I just watched Sam Saffron's "Measuring Ruby" talk at Golden Gate Ruby Conference 2013. I wanted to take a few notes, since I don't know a lot about performance tuning, and thought I'd publish them rather than keep them to myself. These are pretty unpolished; obviously, watch the talk if you want more.
-
The quote about premature optimization being evil is taken out of context. Knuth was just saying that we should measure, not guess. In fact, he wanted all compilers to give us constant feedback on what parts of the code were slow. We still don't have that.
-
Measure your front-end first; that's generally the slowest. Webpagetest.org, Yslow, etc are good tools for that.
-
For Ruby, check out rbtrace.
-
Apart from any tools, here's a quick and dirty measurement of a method:
def print_duration(name)
start = Time.now
result = yield
total = (Time.now - start) * 1000
puts “#{name}: #{total.to_i)ms”
result
end
alias_method :some_method_old, :some_method
def some_method(*args, &blk)
print_duration(“some description”) do
some_method(*args, &blk)
end
end
-
rack-mini-profiler is another good tool. Saffron has it hooked into Discourse so that every time he loads a page, he sees, embedded into the page, the amount of time spent building the page on the server, with breakdowns for the action, the rendering, etc. Also shows client-side times (page painting, dom loading, etc) and has a share link to share with the team.
-
Also shows the SQL statements and the time gaps between them. Look for queries that shouldn't run at all or take too long. Look for too much data selected and for N+1 problems.
-
Hidden features:
pp
is expert mode. Flamegraphs gather the entire stacktrace and lay it side-by-side, colorcoded. Moving vertically shows you, for example, what's being done above (before) it runs SQL. -
You can exclude certain requests; things that happen a lot and are short should probably be excluded.
-
Try memory_profiler gem with ruby-head (currently). See retained objects by gem to see what's eating memory. Fewer objects also means GC has less work to do and can run faster. More objects in memory means a slower app and higher hardware requirements for hosting and higher hosting costs.
-
Regarding queries, ask: Do I need this at all? Can I cache it? Can I join or include to reduce the number of queries?
-
Our intuitions are often wrong. He measured exceptions at 0.3ms each. That's cheap unless you have a lot of them, like if you're using them for control flow in a loop.
You can find them with:
exceptions = []
TracePoint.new(:raise) do |tp
exceptions << tp.raised_exception
end
trace.enable
-
Apache Benchmark is another tool for an outside view of speed.
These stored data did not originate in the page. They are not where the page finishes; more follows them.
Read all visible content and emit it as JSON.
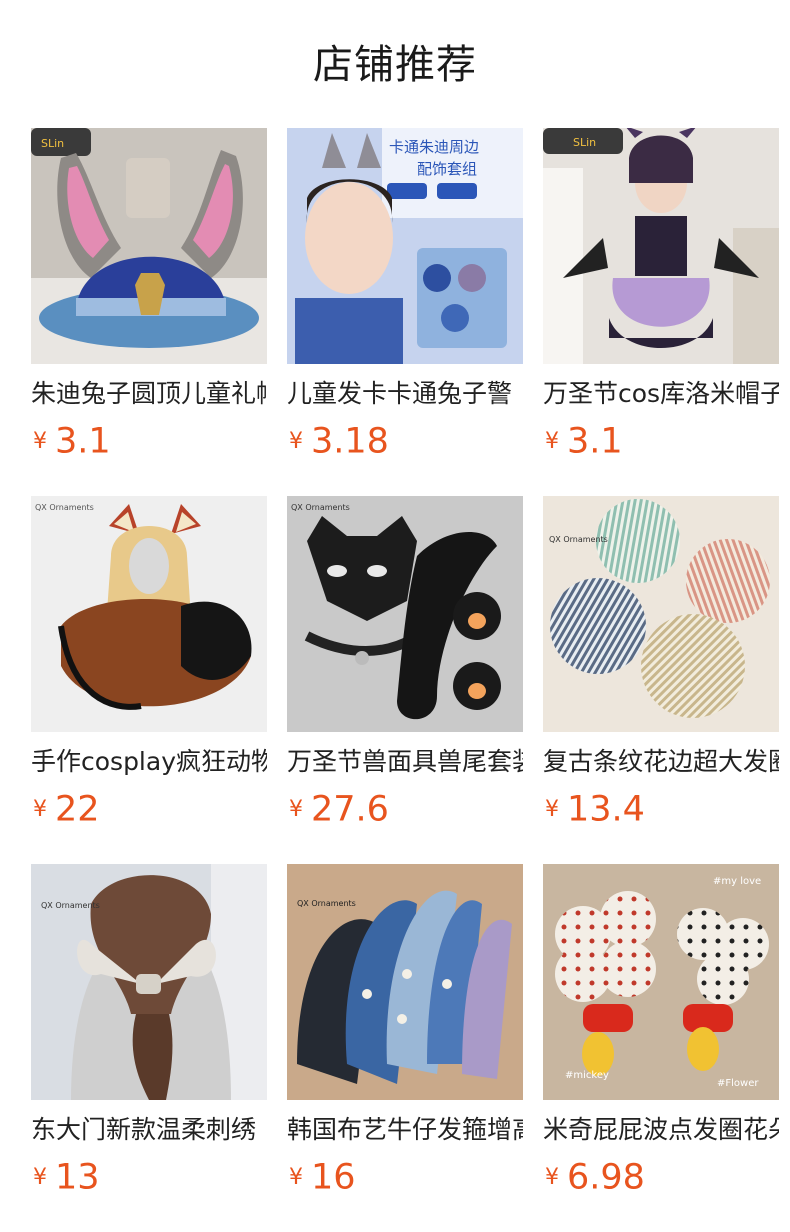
{
  "section": {
    "title": "店铺推荐"
  },
  "products": [
    {
      "name": "朱迪兔子圆顶儿童礼帽",
      "currency": "¥",
      "price": "3.1",
      "image_text": "SLin"
    },
    {
      "name": "儿童发卡卡通兔子警",
      "currency": "¥",
      "price": "3.18",
      "image_text": "卡通朱迪周边 配饰套组"
    },
    {
      "name": "万圣节cos库洛米帽子",
      "currency": "¥",
      "price": "3.1",
      "image_text": "SLin"
    },
    {
      "name": "手作cosplay疯狂动物",
      "currency": "¥",
      "price": "22",
      "image_text": "QX Ornaments"
    },
    {
      "name": "万圣节兽面具兽尾套装",
      "currency": "¥",
      "price": "27.6",
      "image_text": "QX Ornaments"
    },
    {
      "name": "复古条纹花边超大发圈",
      "currency": "¥",
      "price": "13.4",
      "image_text": "QX Ornaments"
    },
    {
      "name": "东大门新款温柔刺绣",
      "currency": "¥",
      "price": "13",
      "image_text": "QX Ornaments"
    },
    {
      "name": "韩国布艺牛仔发箍增高",
      "currency": "¥",
      "price": "16",
      "image_text": "QX Ornaments"
    },
    {
      "name": "米奇屁屁波点发圈花朵",
      "currency": "¥",
      "price": "6.98",
      "image_text": "#my love #mickey #Flower"
    }
  ],
  "colors": {
    "price": "#e8541e",
    "title": "#1a1a1a"
  }
}
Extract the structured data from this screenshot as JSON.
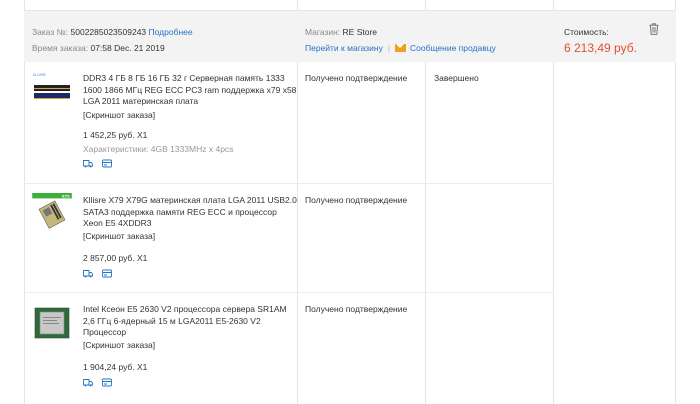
{
  "order": {
    "number_label": "Заказ №:",
    "number": "5002285023509243",
    "details_link": "Подробнее",
    "time_label": "Время заказа:",
    "time": "07:58 Dec. 21 2019",
    "store_label": "Магазин:",
    "store": "RE Store",
    "go_to_store": "Перейти к магазину",
    "separator": "|",
    "message_seller": "Сообщение продавцу",
    "cost_label": "Стоимость:",
    "cost": "6 213,49 руб.",
    "status": "Завершено"
  },
  "items": [
    {
      "title": "DDR3 4 ГБ 8 ГБ 16 ГБ 32 г Серверная память 1333 1600 1866 МГц REG ECC PC3 ram поддержка x79 x58 LGA 2011 материнская плата",
      "snapshot": "[Скриншот заказа]",
      "price": "1 452,25 руб. X1",
      "characteristics": "Характеристики: 4GB 1333MHz x 4pcs",
      "status": "Получено подтверждение"
    },
    {
      "title": "Kllisre X79 X79G материнская плата LGA 2011 USB2.0 SATA3 поддержка памяти REG ECC и процессор Xeon E5 4XDDR3",
      "snapshot": "[Скриншот заказа]",
      "price": "2 857,00 руб. X1",
      "status": "Получено подтверждение"
    },
    {
      "title": "Intel Ксеон E5 2630 V2 процессора сервера SR1AM 2,6 ГГц 6-ядерный 15 м LGA2011 E5-2630 V2 Процессор",
      "snapshot": "[Скриншот заказа]",
      "price": "1 904,24 руб. X1",
      "status": "Получено подтверждение"
    }
  ],
  "thumb_labels": {
    "ram_brand": "KLLISRE",
    "board_badge": "X79"
  },
  "colors": {
    "link": "#2673c8",
    "cost": "#e4502f",
    "header_bg": "#f3f3f3"
  }
}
ab -n 100 http://mysite.com/page
breaks down request speed by percentile. -
Sometimes just seeing that a gem eats a lot of memory, putting 'require: false' in your Gemfile, and requiring it in the rarely-run bit of code that needs it is a big help.
Wrapup
-
Audit memory usage using
memory_profiler
-
Run
rack_mini_profiler
to integrate performance metrics into dev and production -
Use
flamegraphs
to find your slowest code